Bruxelles, 04/06/2008 (Agence Europe) - En marge de son intervention devant la commission du commerce international du Parlement européen, vendredi dernier (EUROPE n° 9672), le directeur de l'Organisation mondiale du commerce (OMC), Pascal Lamy, a accordé un entretien exclusif au service de presse du PE, lequel l'a interrogé sur les possibilités d'action de l'OMC face à la flambée des prix alimentaires, au changement climatique et à l'épuisement des ressources naturelles.
Flambée des prix alimentaires. Sur ce point, l'ancien commissaire européen au Commerce estime que « ce que peut faire l´OMC, c'est être utile dans un meilleur ajustement entre la demande - qui est plus forte qu'avant, notamment dans la consommation des céréales - et l'offre - c'est-à-dire la capacité des pays, et notamment en développement, à augmenter leur production. La courroie de transmission entre les deux, c'est le commerce ». « Mais il faut évidemment que les pays riches comprennent que les subventions qu'ils versent endommagent le système de production dans un certain nombre de pays du tiers monde. Il faut qu'ils acceptent des disciplines supplémentaires. On le savait depuis longtemps: cette crise remet ça à l'ordre du jour, à un moment important pour la négociation », fait toutefois valoir M. Lamy.

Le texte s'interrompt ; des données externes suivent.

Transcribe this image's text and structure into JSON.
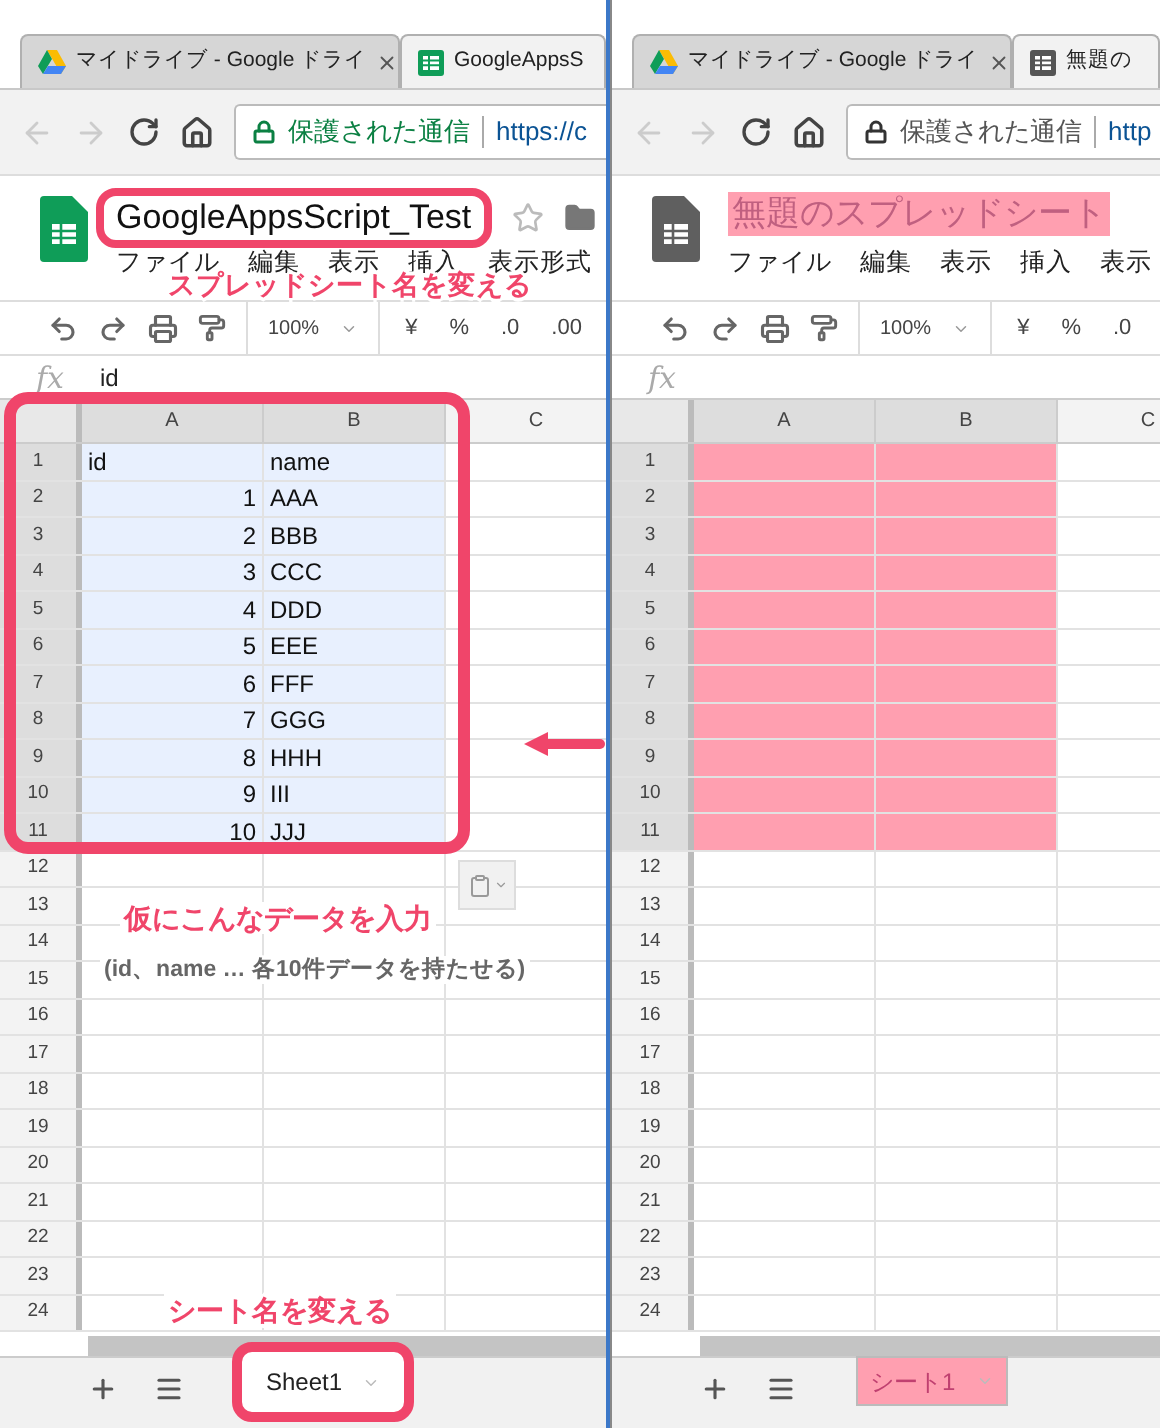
{
  "windows": [
    {
      "tabs": [
        {
          "label": "マイドライブ - Google ドライ",
          "selected": false
        },
        {
          "label": "GoogleAppsS",
          "selected": true
        }
      ],
      "address": {
        "secure_label": "保護された通信",
        "secure": true,
        "url": "https://c"
      },
      "doc": {
        "title": "GoogleAppsScript_Test",
        "title_callout": "スプレッドシート名を変える",
        "menu": [
          "ファイル",
          "編集",
          "表示",
          "挿入",
          "表示形式"
        ]
      },
      "toolbar": {
        "zoom": "100%",
        "items": [
          "¥",
          "%",
          ".0",
          ".00"
        ]
      },
      "formula": {
        "fx": "fx",
        "value": "id"
      },
      "columns": [
        "A",
        "B",
        "C"
      ],
      "rows": [
        {
          "header": "1",
          "selected": true,
          "cells": [
            {
              "value": "id",
              "kind": "text"
            },
            {
              "value": "name",
              "kind": "text"
            }
          ]
        },
        {
          "header": "2",
          "selected": true,
          "cells": [
            {
              "value": "1",
              "kind": "number"
            },
            {
              "value": "AAA",
              "kind": "text"
            }
          ]
        },
        {
          "header": "3",
          "selected": true,
          "cells": [
            {
              "value": "2",
              "kind": "number"
            },
            {
              "value": "BBB",
              "kind": "text"
            }
          ]
        },
        {
          "header": "4",
          "selected": true,
          "cells": [
            {
              "value": "3",
              "kind": "number"
            },
            {
              "value": "CCC",
              "kind": "text"
            }
          ]
        },
        {
          "header": "5",
          "selected": true,
          "cells": [
            {
              "value": "4",
              "kind": "number"
            },
            {
              "value": "DDD",
              "kind": "text"
            }
          ]
        },
        {
          "header": "6",
          "selected": true,
          "cells": [
            {
              "value": "5",
              "kind": "number"
            },
            {
              "value": "EEE",
              "kind": "text"
            }
          ]
        },
        {
          "header": "7",
          "selected": true,
          "cells": [
            {
              "value": "6",
              "kind": "number"
            },
            {
              "value": "FFF",
              "kind": "text"
            }
          ]
        },
        {
          "header": "8",
          "selected": true,
          "cells": [
            {
              "value": "7",
              "kind": "number"
            },
            {
              "value": "GGG",
              "kind": "text"
            }
          ]
        },
        {
          "header": "9",
          "selected": true,
          "cells": [
            {
              "value": "8",
              "kind": "number"
            },
            {
              "value": "HHH",
              "kind": "text"
            }
          ]
        },
        {
          "header": "10",
          "selected": true,
          "cells": [
            {
              "value": "9",
              "kind": "number"
            },
            {
              "value": "III",
              "kind": "text"
            }
          ]
        },
        {
          "header": "11",
          "selected": true,
          "cells": [
            {
              "value": "10",
              "kind": "number"
            },
            {
              "value": "JJJ",
              "kind": "text"
            }
          ]
        },
        {
          "header": "12",
          "selected": false
        },
        {
          "header": "13",
          "selected": false
        },
        {
          "header": "14",
          "selected": false
        },
        {
          "header": "15",
          "selected": false
        },
        {
          "header": "16",
          "selected": false
        },
        {
          "header": "17",
          "selected": false
        },
        {
          "header": "18",
          "selected": false
        },
        {
          "header": "19",
          "selected": false
        },
        {
          "header": "20",
          "selected": false
        },
        {
          "header": "21",
          "selected": false
        },
        {
          "header": "22",
          "selected": false
        },
        {
          "header": "23",
          "selected": false
        },
        {
          "header": "24",
          "selected": false
        }
      ],
      "grid_callout": "仮にこんなデータを入力",
      "grid_note": "(id、name … 各10件データを持たせる)",
      "sheet_tab": {
        "label": "Sheet1",
        "callout": "シート名を変える"
      }
    },
    {
      "tabs": [
        {
          "label": "マイドライブ - Google ドライ",
          "selected": false
        },
        {
          "label": "無題の",
          "selected": true
        }
      ],
      "address": {
        "secure_label": "保護された通信",
        "secure": false,
        "url": "http"
      },
      "doc": {
        "title": "無題のスプレッドシート",
        "menu": [
          "ファイル",
          "編集",
          "表示",
          "挿入",
          "表示"
        ]
      },
      "toolbar": {
        "zoom": "100%",
        "items": [
          "¥",
          "%",
          ".0"
        ]
      },
      "formula": {
        "fx": "fx"
      },
      "columns": [
        "A",
        "B",
        "C"
      ],
      "rows": [
        {
          "header": "1",
          "selected": true
        },
        {
          "header": "2",
          "selected": true
        },
        {
          "header": "3",
          "selected": true
        },
        {
          "header": "4",
          "selected": true
        },
        {
          "header": "5",
          "selected": true
        },
        {
          "header": "6",
          "selected": true
        },
        {
          "header": "7",
          "selected": true
        },
        {
          "header": "8",
          "selected": true
        },
        {
          "header": "9",
          "selected": true
        },
        {
          "header": "10",
          "selected": true
        },
        {
          "header": "11",
          "selected": true
        },
        {
          "header": "12",
          "selected": false
        },
        {
          "header": "13",
          "selected": false
        },
        {
          "header": "14",
          "selected": false
        },
        {
          "header": "15",
          "selected": false
        },
        {
          "header": "16",
          "selected": false
        },
        {
          "header": "17",
          "selected": false
        },
        {
          "header": "18",
          "selected": false
        },
        {
          "header": "19",
          "selected": false
        },
        {
          "header": "20",
          "selected": false
        },
        {
          "header": "21",
          "selected": false
        },
        {
          "header": "22",
          "selected": false
        },
        {
          "header": "23",
          "selected": false
        },
        {
          "header": "24",
          "selected": false
        }
      ],
      "sheet_tab": {
        "label": "シート1"
      }
    }
  ]
}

Relations entre commerce, changement climatique et épuisement des ressources. Interrogé sur la manière dont l'OMC peut contribuer à mieux équilibrer le partage des ressources qui se raréfient, son directeur a répondu: « La première manière de le faire c'est plutôt un peu plus de commerce qu'un peu moins. Si les Égyptiens devaient produire toutes les céréales qu'ils mangent et qui, aujourd'hui, sont affreusement chères, il n'y aurait plus une goutte d'eau dans le Nil ! Donc le commerce, de temps en temps, est un moyen de faire appel aux ressources naturelles, là où elles sont le mieux disponibles ». Par ailleurs, a-t-il ajouté, « il y a tout ce qu'on peut faire sur le plan tarifaire: favoriser du point de vue des droits de douane les biens environnementaux, ouvrir davantage le marché des services environnementaux. Il y a plein de pays du tiers monde qui en ont maintenant les capacités ». Sur l'après-Kyoto, Pascal Lamy affirme: « Nous pouvons accompagner un accord qui, un jour peut-être, je le souhaite, reviendra sur le post-Kyoto et les questions du changement climatique. Ce ne sont pas des choses qui se négocient à l'OMC...Mais il est évident que le jour où il y aura un accord qui succédera à Kyoto -et il sera sûrement plus large et sans doute plus astreignant que Kyoto-, il faudra que nous nous ajustions. Comme ce sont, en gros, les mêmes membres qui négocient les règles sur le changement climatique et ceux qui négocient les règles sur le commerce, ça ne devrait pas a priori faire de difficultés majeures ».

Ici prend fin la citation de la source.